Well, it is a new day and continued success at anything no longer ties to traditional thinking and practice. For example requiring staff to report to an office to perform certain work when it has been proven that the work product completed in a home environment or other non-office environment is in the worst case on par and completed more quickly. Moreover, this practice is particularly cost effective and preferred for certain segments of the population that are less mobile because of physical and behavioral conditions.
Other examples of change include the increasing frequency of a) learning by Internet-webinars, seminars, virtual classrooms-and b) meetings by teleconference. A final example may be how we impact population segments such as the Millennials.Certainly the thinking that we use to appeal to seniors about an issue for example can't be used to appeal to millennials even when it is the same issue.
On the minds of most will be how the newly elected officials will place their signature on matters that impact the population at-large verses the constituency that supported their victories. We should count on many of these officials not being trapped by traditional thinking and practices. They are very likely to generate new and different thinking and practices to "get the job done!" As a means of placing this in perspective reflect on the invention of the automobile. (See Below)

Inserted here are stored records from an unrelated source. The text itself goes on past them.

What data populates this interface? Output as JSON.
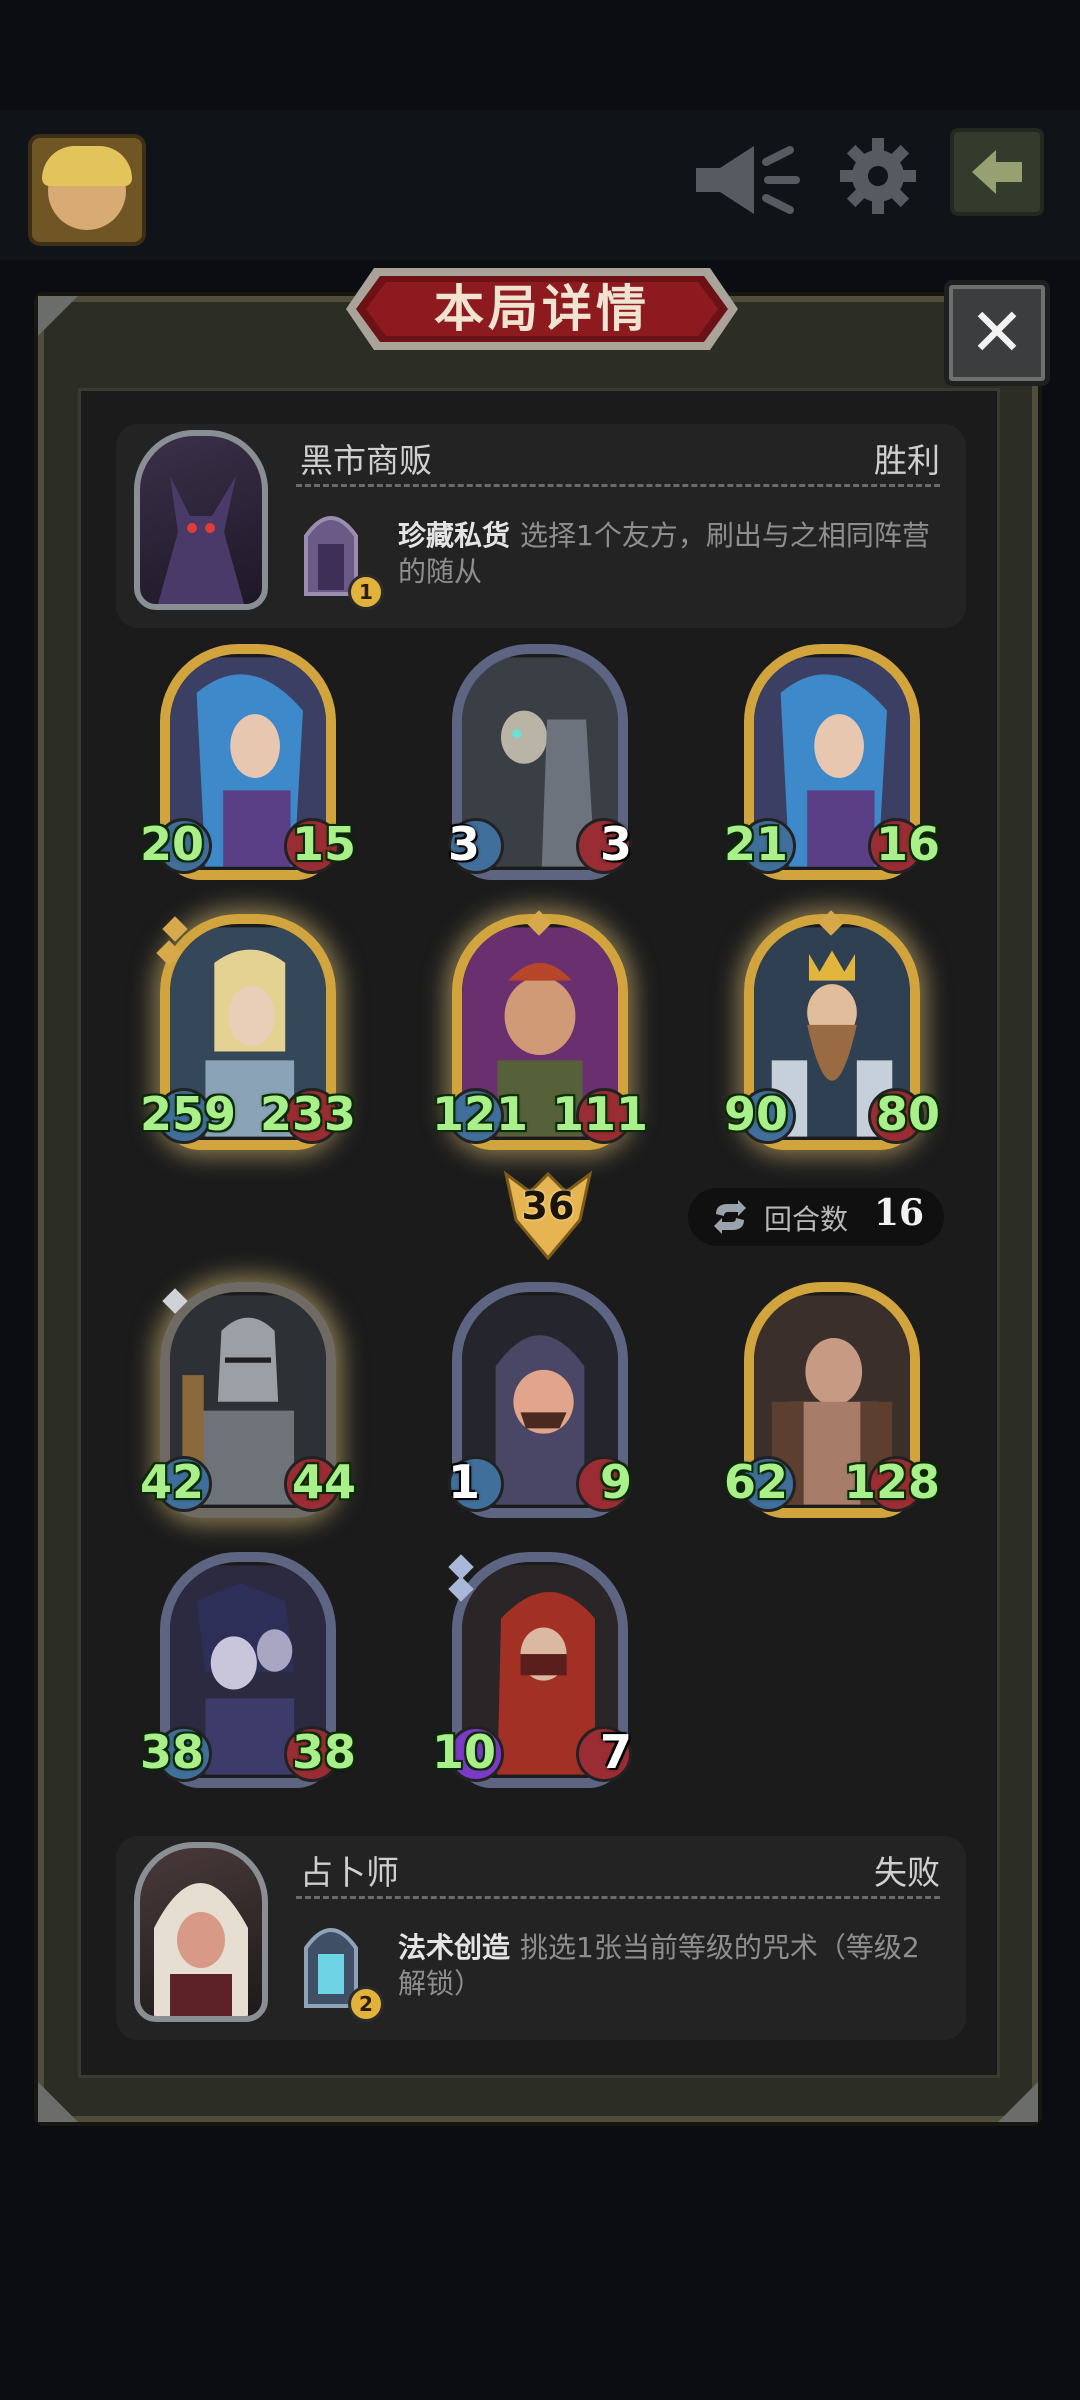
{
  "modal": {
    "title": "本局详情",
    "close_label": "✕"
  },
  "top_hero": {
    "name": "黑市商贩",
    "result": "胜利",
    "power_name": "珍藏私货",
    "power_desc": "选择1个友方，刷出与之相同阵营的随从",
    "power_level": "1"
  },
  "top_board": [
    {
      "atk": "20",
      "hp": "15",
      "frame": "gold"
    },
    {
      "atk": "3",
      "hp": "3",
      "frame": "silver"
    },
    {
      "atk": "21",
      "hp": "16",
      "frame": "gold"
    },
    {
      "atk": "259",
      "hp": "233",
      "frame": "gold"
    },
    {
      "atk": "121",
      "hp": "111",
      "frame": "gold"
    },
    {
      "atk": "90",
      "hp": "80",
      "frame": "gold"
    }
  ],
  "tier": "36",
  "round": {
    "label": "回合数",
    "value": "16"
  },
  "bottom_board": [
    {
      "atk": "42",
      "hp": "44",
      "frame": "gold"
    },
    {
      "atk": "1",
      "hp": "9",
      "frame": "silver"
    },
    {
      "atk": "62",
      "hp": "128",
      "frame": "gold"
    },
    {
      "atk": "38",
      "hp": "38",
      "frame": "silver"
    },
    {
      "atk": "10",
      "hp": "7",
      "frame": "silver"
    }
  ],
  "bottom_hero": {
    "name": "占卜师",
    "result": "失败",
    "power_name": "法术创造",
    "power_desc": "挑选1张当前等级的咒术（等级2解锁）",
    "power_level": "2"
  }
}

"The horse is here to stay but the automobile is only a novelty, a fad." as indicated by the President of Michigan Savings Bank in 1901. Cars had to become practical, to be simple to use, offer benefits over horses and be affordable, yet profitable. Those against the introduction of automobiles warned the public of the dangers of cars, including air pollution and noise, which created an air of uncertainty. This resistance forced cars to be used on a separate roadway to that of horses. Those in favor of the car responded, by expressing problems with horses such as the amount of food and water they required, and also the quantities of manure they deposited behind. In the height of Summer, the smell and flies attracted were insufferable. Cars obviously didn't get hungry, tired or produce manure like their 4 legged competitors.
Henry Ford was an intelligent man who understood the process of commercializing inventions to turn a profit. He made it his mission to develop a car which could compete against horses in terms of affordability, competitiveness and profitability.
His vision was for the car to progress along an assembly line, with worked staged at specific locations with specific tasks. This concept allowed one vehicle to be manufactured in as little as 90 minutes - seven times faster than rival manufacturers. A quick drying paint was used to keep up the speed of production but was only available in one color - black.
Car components soon became universal, allowing parts to be interchangeable, therefore driving down costs of both manufacturing and repair work. Ford led automobiles to become affordable, profitable and competitive and the progression from horses to cars escalated - quickly becoming the number one transportation method in the world."1
Let's continue to explore better ways to achieve outcomes and results and as leaders that should continue to be one of our top priorities.